Mir kommen vielleicht viele Bilder in den Kopf – was ist es bei Ihnen? Gefühle, Geräusche, Gerüche?
Bocelli: Also, sich an etwas zu erinnern, heißt ja, sich in jeder verschiedenen Hinsicht dran zu erinnern. Nicht nur bildlich.

Haben Sie immer noch das große Lampenfieber vor Auftritten?
Bocelli: Immer. Jedes Mal. Vor allem wenn ich in Opern- oder Konzerthäusern singe. Ein Fernsehstudio wie hier ist wiederum eine andere Art von Spannung.

Kommt es beim Fernsehen vor, dass Sie Playback singen?
Bocelli: Es gibt Länder, wo es im Fernsehen Playback gibt, bei anderen singst du live.

Wie stehen Sie zu der Praxis?
Bocelli: Ich muss sagen: Es gibt immer Pro und Contra. Wenn man Fernsehen macht, dann ist natürlich beim Playback der Klang immer der bessere. Auf der anderen Seite ist der Live-Auftritt auch immer etwas Einzigartiges.

Ist nicht aber so eine Playback-Situation für Sie ein total dämliches Gefühl?
Bocelli: Ja, das ist schon etwas merkwürdig. Aber gleichzeitig ist es die Art und Weise, die manchmal erforderlich ist, um eine CD und eine Aufnahme zu präsentieren. Es gibt ja auch eine Logik dahinter: Wenn einer zu Hause entscheiden muss, ob er die CD kauft oder nicht, dann interessiert es ihn vielleicht, zu hören, wie die CD wirklich klingt. (Bocellis Manager ergänzt: Es wäre ja auch schwierig, wie in seinem Fall in einem Fernsehstudio ein Orchester mit 80 Musikern und 60 Chorsängern aufzufahren.)

Trotzdem wissen viele Fernsehzuschauer vermutlich nicht, dass eine Reihe von Musiksendungen mit Playback produziert werden.
Bocelli: Nein, ich denke, in den Ländern, wo mit Playback gearbeitet wird, ist das auch kundgetan und öffentlich bekannt. Ich glaube nicht, dass darum ein Geheimnis gemacht wird.
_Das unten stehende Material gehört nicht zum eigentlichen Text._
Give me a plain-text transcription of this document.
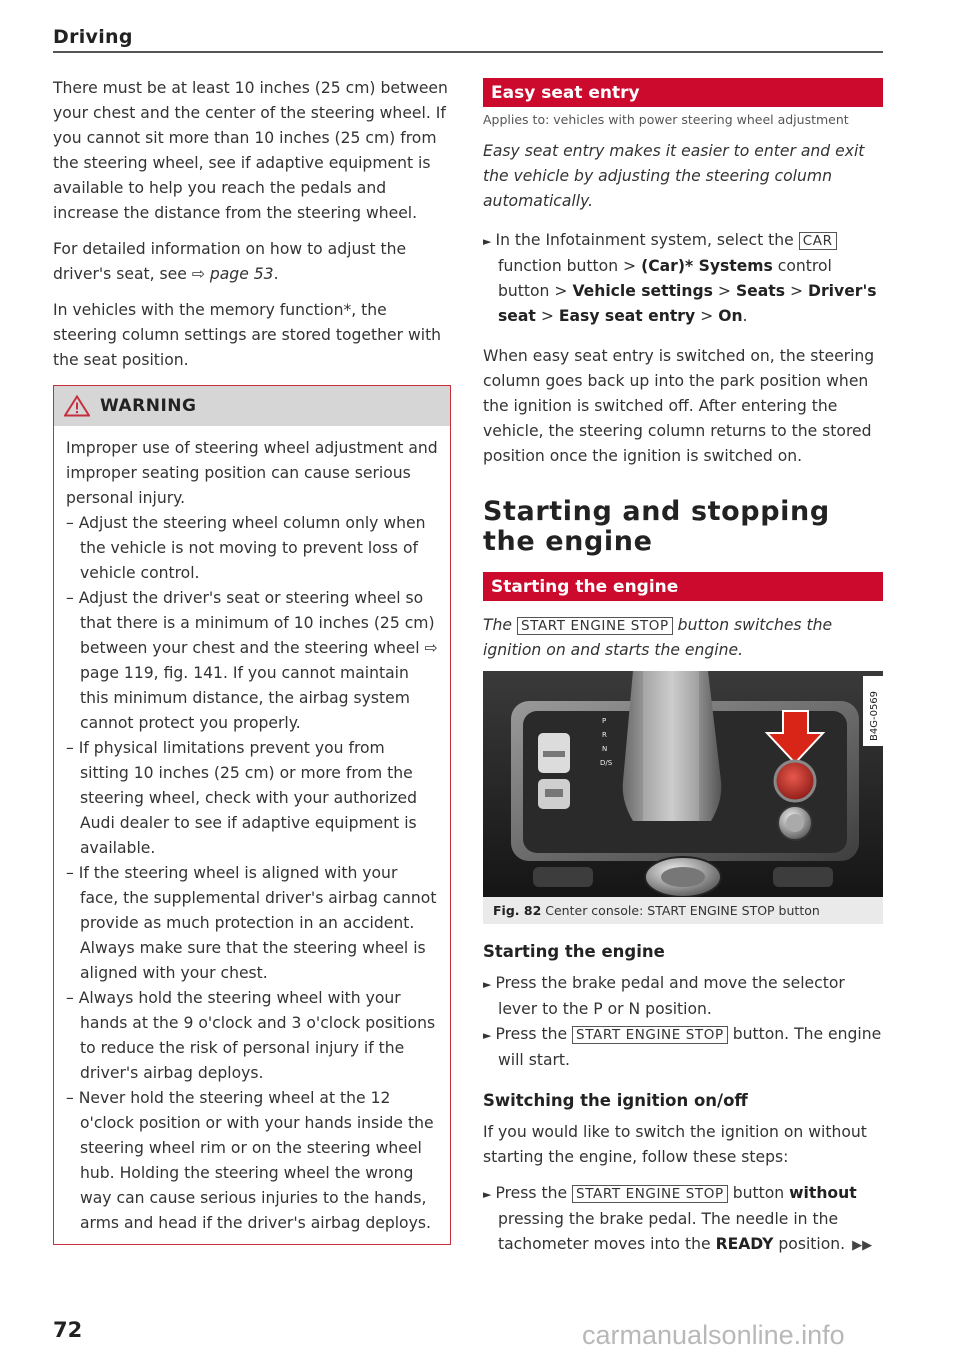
Driving

There must be at least 10 inches (25 cm) between your chest and the center of the steering wheel. If you cannot sit more than 10 inches (25 cm) from the steering wheel, see if adaptive equipment is available to help you reach the pedals and increase the distance from the steering wheel.

For detailed information on how to adjust the driver's seat, see ⇨ page 53.

In vehicles with the memory function*, the steering column settings are stored together with the seat position.

WARNING

Improper use of steering wheel adjustment and improper seating position can cause serious personal injury.

– Adjust the steering wheel column only when the vehicle is not moving to prevent loss of vehicle control.
– Adjust the driver's seat or steering wheel so that there is a minimum of 10 inches (25 cm) between your chest and the steering wheel ⇨ page 119, fig. 141. If you cannot maintain this minimum distance, the airbag system cannot protect you properly.
– If physical limitations prevent you from sitting 10 inches (25 cm) or more from the steering wheel, check with your authorized Audi dealer to see if adaptive equipment is available.
– If the steering wheel is aligned with your face, the supplemental driver's airbag cannot provide as much protection in an accident. Always make sure that the steering wheel is aligned with your chest.
– Always hold the steering wheel with your hands at the 9 o'clock and 3 o'clock positions to reduce the risk of personal injury if the driver's airbag deploys.
– Never hold the steering wheel at the 12 o'clock position or with your hands inside the steering wheel rim or on the steering wheel hub. Holding the steering wheel the wrong way can cause serious injuries to the hands, arms and head if the driver's airbag deploys.
Easy seat entry
Applies to: vehicles with power steering wheel adjustment

Easy seat entry makes it easier to enter and exit the vehicle by adjusting the steering column automatically.

► In the Infotainment system, select the CAR function button > (Car)* Systems control button > Vehicle settings > Seats > Driver's seat > Easy seat entry > On.

When easy seat entry is switched on, the steering column goes back up into the park position when the ignition is switched off. After entering the vehicle, the steering column returns to the stored position once the ignition is switched on.

Starting and stopping the engine
Starting the engine

The START ENGINE STOP button switches the ignition on and starts the engine.

P
R
N
D/S
B4G-0569
Fig. 82 Center console: START ENGINE STOP button
Starting the engine

► Press the brake pedal and move the selector lever to the P or N position.

► Press the START ENGINE STOP button. The engine will start.

Switching the ignition on/off

If you would like to switch the ignition on without starting the engine, follow these steps:

► Press the START ENGINE STOP button without pressing the brake pedal. The needle in the tachometer moves into the READY position. ▶▶

72	carmanualsonline.info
Es ist ja manchmal sogar so, dass man beim Playback nicht mal mehr ein Mikrofon hat, damit auch das Bild für die Kamera besser wird.

Sind Sie selbst zufrieden mit Ihrer Stimme?
Bocelli: Wenn ich Playback mache, ja (großes Lachen im Raum).

Sind Sie selbstkritisch?
Bocelli: Ja, ich bin absolut kritisch mit mir selber. In der Welt der klassischen Musik insbesondere. Da ist es äußerst schwierig, in eine Situation zu kommen, in der man voll mit sich selbst zufrieden ist.

Wie empfindlich reagieren Sie auf Kritiken?
Bocelli: Wenn es um das klassische Repertoire geht, da muss ein Künstler sowieso klarkommen mit den Dingen, die geschrieben werden. Wichtig ist es, zu unterscheiden zwischen den Kritiken, die im Guten geäußert wurden und solchen, die einfach aus Gehässigkeit entstehen. Wenn ein Kritiker es gut meint, dann kann man auch immer etwas daraus lernen.

Lesen Sie die Kritiken selbst, zum Beispiel im Internet?
Bocelli: Nicht direkt, weil ich meine Zeit lieber dafür nutze, etwas Neues zu studieren, etwas zu lernen. Aber das Echo einer Kritik erreicht mich ich auf jeden Fall.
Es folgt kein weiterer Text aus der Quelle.